Removing sudo access matters when an account changes roles, leaves a team, or keeps privileges that no longer match its responsibilities. A stale administrator group membership or /etc/sudoers.d rule can still allow root commands after ordinary file, application, or project access has already been removed.

Most Linux systems grant sudo through both group membership and sudoers policy. Ubuntu and Debian commonly use the sudo group, RHEL-like systems commonly use wheel, and local drop-ins under /etc/sudoers.d may grant narrower or passwordless rules to one account. Checking id and sudo -l -U first shows whether the account is privileged through a group rule, an explicit user rule, or both.

Keep another administrator session or console path available before changing policy. Removing a group membership with gpasswd changes the account database, while visudo protects sudoers edits from syntax errors; run a full visudo –check before relying on the change. Existing login sessions can retain the group list they had at login, so terminate or replace active sessions when immediate revocation is required.

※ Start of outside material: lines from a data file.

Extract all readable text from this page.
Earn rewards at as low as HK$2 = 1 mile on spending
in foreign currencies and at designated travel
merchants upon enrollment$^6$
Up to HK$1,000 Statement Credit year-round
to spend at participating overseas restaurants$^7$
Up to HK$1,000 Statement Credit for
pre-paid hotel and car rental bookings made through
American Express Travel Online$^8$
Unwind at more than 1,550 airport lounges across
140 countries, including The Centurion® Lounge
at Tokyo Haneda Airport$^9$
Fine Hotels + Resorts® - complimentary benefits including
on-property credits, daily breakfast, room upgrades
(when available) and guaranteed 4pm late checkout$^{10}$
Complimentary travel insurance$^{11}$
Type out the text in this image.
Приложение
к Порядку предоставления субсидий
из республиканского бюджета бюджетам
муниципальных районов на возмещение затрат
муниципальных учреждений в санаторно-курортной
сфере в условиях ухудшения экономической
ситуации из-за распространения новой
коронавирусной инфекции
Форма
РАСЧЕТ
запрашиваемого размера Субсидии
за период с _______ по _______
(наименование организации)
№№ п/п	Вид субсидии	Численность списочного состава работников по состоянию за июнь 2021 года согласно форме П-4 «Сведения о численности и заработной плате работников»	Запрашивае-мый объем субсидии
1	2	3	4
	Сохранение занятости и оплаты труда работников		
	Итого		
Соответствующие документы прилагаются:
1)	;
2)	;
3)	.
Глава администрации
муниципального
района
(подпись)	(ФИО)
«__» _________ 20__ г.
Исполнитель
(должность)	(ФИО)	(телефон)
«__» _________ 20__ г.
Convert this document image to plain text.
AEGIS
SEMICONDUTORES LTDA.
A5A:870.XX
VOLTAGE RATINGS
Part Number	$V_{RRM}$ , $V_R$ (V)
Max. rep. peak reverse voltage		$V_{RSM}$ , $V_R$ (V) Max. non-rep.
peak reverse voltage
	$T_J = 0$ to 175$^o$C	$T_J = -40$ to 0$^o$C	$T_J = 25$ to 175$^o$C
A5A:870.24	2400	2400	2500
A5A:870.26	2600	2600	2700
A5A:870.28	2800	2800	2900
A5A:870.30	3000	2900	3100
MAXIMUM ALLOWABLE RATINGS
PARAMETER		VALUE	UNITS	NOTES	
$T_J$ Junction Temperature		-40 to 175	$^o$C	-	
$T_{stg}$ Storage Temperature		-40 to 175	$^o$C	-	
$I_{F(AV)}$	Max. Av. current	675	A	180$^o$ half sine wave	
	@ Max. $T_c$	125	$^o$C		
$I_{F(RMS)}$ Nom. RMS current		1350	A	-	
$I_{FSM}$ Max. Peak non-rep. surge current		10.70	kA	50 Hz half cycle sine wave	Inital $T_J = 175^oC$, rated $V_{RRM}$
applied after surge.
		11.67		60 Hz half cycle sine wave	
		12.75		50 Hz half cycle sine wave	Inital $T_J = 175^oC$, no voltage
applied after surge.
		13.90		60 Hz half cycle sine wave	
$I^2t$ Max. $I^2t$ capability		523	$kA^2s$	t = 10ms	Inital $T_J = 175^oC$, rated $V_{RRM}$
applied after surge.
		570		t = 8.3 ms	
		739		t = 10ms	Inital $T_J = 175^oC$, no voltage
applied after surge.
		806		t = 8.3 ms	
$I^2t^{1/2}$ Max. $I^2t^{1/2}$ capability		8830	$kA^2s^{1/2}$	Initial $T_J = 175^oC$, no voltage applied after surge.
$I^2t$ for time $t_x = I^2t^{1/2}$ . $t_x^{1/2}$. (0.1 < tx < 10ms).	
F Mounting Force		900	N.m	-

Related: How to list sudo privileges for a user
Related: How to remove a user from a group in Linux
Related: How to audit local user accounts in Linux

Steps to remove sudo access from a user:

  1. Confirm that another administrator account still has working sudo access. 
    $ sudo -l
User admin may run the following commands on server:
    (ALL : ALL) ALL

    Do not remove the last working administrator path. Keep a root console, break-glass account, or separate administrator session available until the final check passes.

  2. Check the target account and its current groups. 
    $ id sgremove
uid=1001(sgremove) gid=1001(sgremove) groups=1001(sgremove),27(sudo)

    The sudo group grants administrator access on many Ubuntu and Debian systems. Replace sudo with wheel when that is the administrator group on the target host.

  3. List the target account's effective sudo rules. 
    $ sudo -l -U sgremove
User sgremove may run the following commands on server:
    (ALL : ALL) ALL
    (ALL : ALL) NOPASSWD: /usr/bin/id

    sudo -l -U lists another user's privileges when the caller is root or otherwise allowed to list that account's policy.

  4. Locate explicit sudoers entries for the target account. 
    $ sudo grep --recursive --line-number sgremove /etc/sudoers /etc/sudoers.d
/etc/sudoers.d/90-sgremove-id:1:sgremove ALL=(ALL:ALL) NOPASSWD: /usr/bin/id

    Do not paste sudoers contents into tickets or chat if they reveal sensitive account names, host aliases, command paths, or delegation policy.

  5. Remove a dedicated sudoers drop-in that belongs only to the target account. 
    $ sudo rm /etc/sudoers.d/90-sgremove-id

    Do not delete a shared sudoers file. If the file contains other users, groups, aliases, or Defaults, open it with a command such as sudo visudo -f /etc/sudoers.d/90-admins and remove only the target account's rule.

  6. Remove the target account from the administrator group. 
    $ sudo gpasswd --delete sgremove sudo
Removing user sgremove from group sudo

    Use the actual group name from the earlier id output, such as wheel on hosts where wheel grants sudo access.

  7. Validate the full sudoers policy after the removal. 
    $ sudo visudo --check
/etc/sudoers: parsed OK

    A full check covers the main /etc/sudoers file and included policy files. Fix any reported syntax, ownership, or permission problem before closing the administrator session.

  8. Confirm that the account no longer belongs to the administrator group. 
    $ id sgremove
uid=1001(sgremove) gid=1001(sgremove) groups=1001(sgremove)
  9. Verify that sudo no longer grants privileges to the account. 
    $ sudo -l -U sgremove
User sgremove is not allowed to run sudo on server.

    This denial is the success state for the removed local policy. If a central identity provider or LDAP sudoers source also grants sudo, remove that external rule and repeat the privilege listing.

  10. Terminate active sessions when the removal must take effect immediately. 
    $ sudo loginctl terminate-user sgremove

    This signs the account out on systemd-based hosts and can stop user services or running jobs. Skip this step when the access change is scheduled and current sessions should not be interrupted.